Sie waren einem Zahnarzt ausgeliefert, dem es an Empathie mangelte, der ihre Angst herunterspielte oder gar verspottete. Bisweilen reichen schon Geschichten aus der Umgebung über schlechte Vorfälle beim Zahnarzt oder schlechte Rollenbilder (z.B. Zahnarztphobiker als Eltern), d.h. fast übernahmen schlechte Erfahrungen, um die Angst des Zahnarztes ins Unbemessbare zu schüren.

Manchmal kann eine Zahnphobie auch als Ergebnis von Verletzungen, Eingriffen oder Gewalt auftreten, die nichts mit Zahnbehandlung zu tun haben. Zahnärztliche Angst manifestiert sich auch in physischen Erscheinungen wie Schwitzen, Herzklopfen, Tremor, Magen-Darm-Beschwerden, Wasserlassen oder Kurzatmigkeit. In der Regel verbunden mit einem Ausweichverhalten, das Zahnärzte dazu veranlasst, Termine immer wieder zu verschieben, abzusagen oder abzusagen.

Dabei sind sich Menschen mit einer pathologischen Angst vor dem Zahnarzt bewußt, daß ihre Ängste überzogen sind. In Gesprächen mit einem auf diesem Gebiet tätigen Zahnarzt oder einer Psychologin, die auch die Ursachen und die Intensität der Angst bestimmen, wird eine Zahnarztangst aufgedeckt. Auch zahnmedizinische Angst-Fragebögen oder Test. Dentalphobie bedeutet, dass selbst große Schäden an Zähnen wie tote Zähnen oder Abszessen nicht behandelt werden.

Umso schwieriger die Prozeduren, desto grösser ist die Wahrscheinlichkeit einer weiteren schlechten Erfahrung mit dem Zahnarzt, die sowieso so gefürchtet ist. Auch ist der Termin für den nächsten Zahnarzt bereits verschoben.
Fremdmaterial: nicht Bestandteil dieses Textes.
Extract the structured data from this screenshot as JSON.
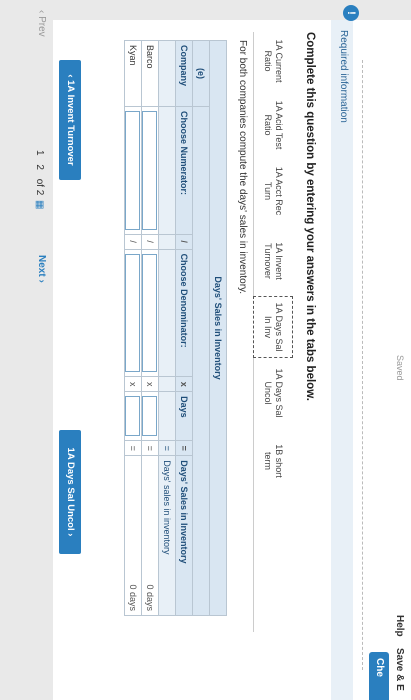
{
  "header": {
    "status": "Saved",
    "help": "Help",
    "save": "Save & E",
    "check": "Che"
  },
  "alert": {
    "icon_text": "!",
    "required": "Required information"
  },
  "question": "Complete this question by entering your answers in the tabs below.",
  "tabs": [
    {
      "label": "1A Current Ratio"
    },
    {
      "label": "1A Acid Test Ratio"
    },
    {
      "label": "1A Acct Rec Turn"
    },
    {
      "label": "1A Invent Turnover"
    },
    {
      "label": "1A Days Sal In Inv"
    },
    {
      "label": "1A Days Sal Uncol"
    },
    {
      "label": "1B short term"
    }
  ],
  "instruction": "For both companies compute the days' sales in inventory.",
  "table": {
    "title": "Days' Sales in Inventory",
    "col_sub": "(e)",
    "headers": {
      "company": "Company",
      "numerator": "Choose Numerator:",
      "slash": "/",
      "denominator": "Choose Denominator:",
      "times": "x",
      "days": "Days",
      "equals": "=",
      "result": "Days' Sales in Inventory"
    },
    "result_sub": "Days' sales in inventory",
    "rows": [
      {
        "company": "Barco",
        "slash": "/",
        "times": "x",
        "equals": "=",
        "result": "0 days"
      },
      {
        "company": "Kyan",
        "slash": "/",
        "times": "x",
        "equals": "=",
        "result": "0 days"
      }
    ]
  },
  "nav": {
    "prev": "1A Invent Turnover",
    "next": "1A Days Sal Uncol"
  },
  "pagination": {
    "prev": "Prev",
    "page": "1",
    "page2": "2",
    "of": "of 2",
    "next": "Next"
  }
}
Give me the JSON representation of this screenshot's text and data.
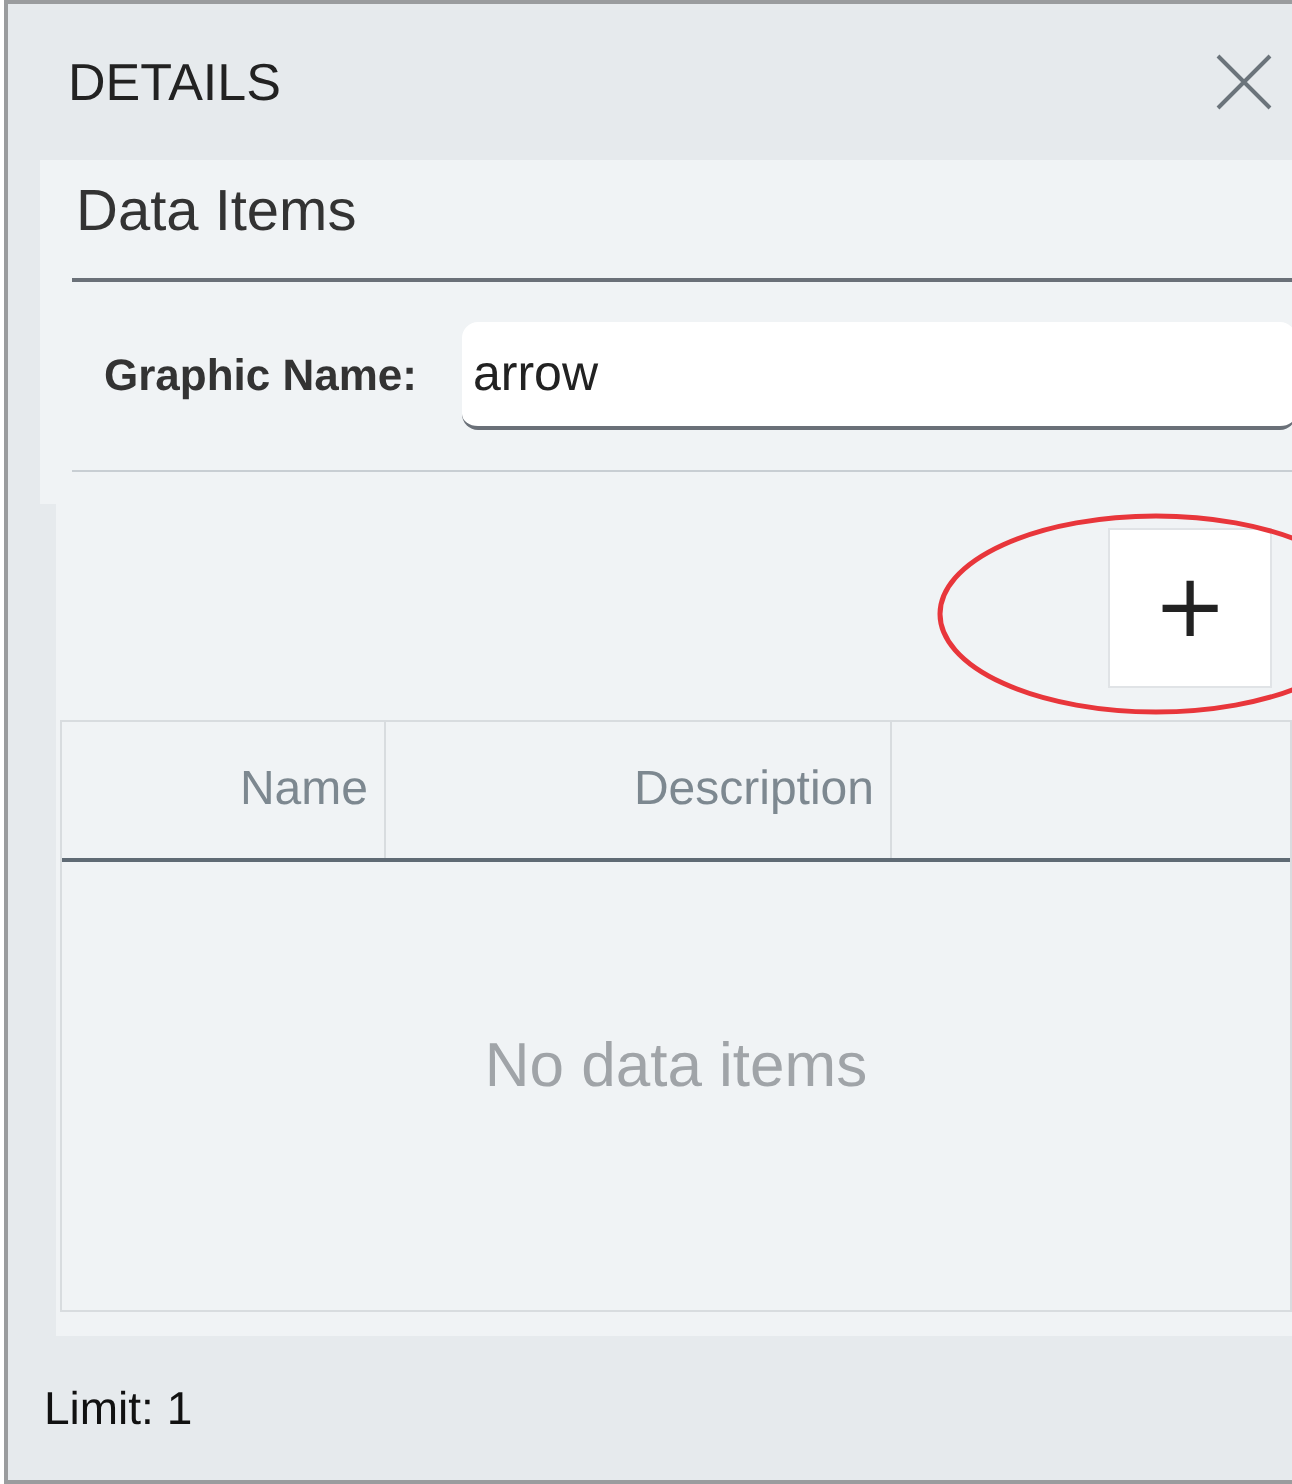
{
  "panel": {
    "title": "DETAILS"
  },
  "section": {
    "title": "Data Items"
  },
  "graphic_name": {
    "label": "Graphic Name:",
    "value": "arrow"
  },
  "add_button": {
    "label": "+",
    "highlighted": true
  },
  "table": {
    "columns": [
      "Name",
      "Description"
    ],
    "empty_message": "No data items"
  },
  "footer": {
    "limit": "Limit: 1"
  }
}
Das Gute daran: Zahnarztangst ist behandelbar. Grundvoraussetzung dafür ist, dass der Zahnarzt wissen muss, dass er etwas dagegen tun kann und eigentlich angemessene Unterstützung braucht, sonst kann die Zahnarzt-Phobie für den Rest seines Lebens andauern.

Ein besonderer Aktionsbedarf entsteht, wenn die Angst vor dem Zahnarzt überhand nimmt, d.h. sehr lange dauert und stark auftritt (z.B. durch ständige Gedankengänge über das Problem). Die erste und bedeutendste Massnahme zur Bewältigung der Zahnarztphobie: Die Wahl eines verstehenden, auf das Thema fokussierten Arztes, der die Ängste und Sorgen des Betroffenen achtet, bewußt auf die individuellen Pflegeschritte reagiert und so für Sicherheit sorgt.

Darüber hinaus bestimmen die verwendeten Behandlungsverfahren (Laser statt Bohrer) das Ausmass der Angst vor dem Zahnarzt sowie die Umgebung (z.B. Gespräch in der Wohnatmosphäre, angemessene Einfärbung, Darstellung und Begrünung der Zimmer, gedämpfte Beleuchtung, Plüschtiere für die Kleinen, Simulation von zahnärztlichen Behandlungen zur Eingewöhnung). Psychotherapeutisches Vorgehen, besonders die verhaltenstherapeutische Therapie, die darauf zielt, die negativen Ideen und Befürchtungen im Zusammenhang mit der Zahnbehandlung freizulegen und dann die Denkprozesse bewußt in den Dienst des Angstabbaus zu stellen.

Aber auch die Konfrontationsbehandlung, die Unterhaltungen und praktischen Übungsaufgaben, die den Besuch beim Zahnarzt und den eigentlichen Besuch des Zahnarztes in Gesellschaft des Behandlers vorzubereiten. Entspannungsübungen wie autogenes Krafttraining, progressives Muskelentspannen oder gewisse Atemübungen die ein vertrauensvolles und entspannendes Umfeld in der zahnärztlichen Praxis schaffen, wie z.B.

Es ist eine Art Zahnhypnose, bei der die Zahnarztphobie von einem geschulten Zahnarzt in eine kleine Ruhepause gebracht und geführt wird, um die zahnärztliche Behandlung aus dem Bewußtsein zu halten und statt dessen angenehme Ideen zu verfolgen (z.B. Strandaufenthalt). Die Nadelpunktion an einigen Punkten verhindert weitere unangenehme Erlebnisse beim Zahnarzt, indem sie das Schmerzgefühl reduziert.

Die homöopathischen Kügelchen wie z. B. Gelse, Nessel, Kalk oder Phosphor können auch nach Rücksprache mit Experten helfen, Ängste zu überwinden. In akuten Fällen die Gabe von Sedativa vor der Behandlung beim Zahnarzt die Ausführung von zahnärztlichen Maßnahmen unter Lachen, Allgemeinanästhesie oder Sedoanalytik (Dämmerschlaf), was dazu führt, dass sie nicht bewußt und schmerzlos durchgeführt werden, sowie den Nutzen, dass auch umfangreiche, komplexe Zahnrestaurationen in einer Behandlung durchgeführt werden können.

Weder kämpft er jedoch gegen die wirkliche Angst des Zahnarztes, die nach wie vor besteht. Außerdem tragen die Kassen in der Regel auch nicht die Behandlungskosten für die Betäubung beim Zahnarzt. Er droht ihnen nie mit einem Besuch beim Zahnarzt als Bestrafung für ein Verbrechen.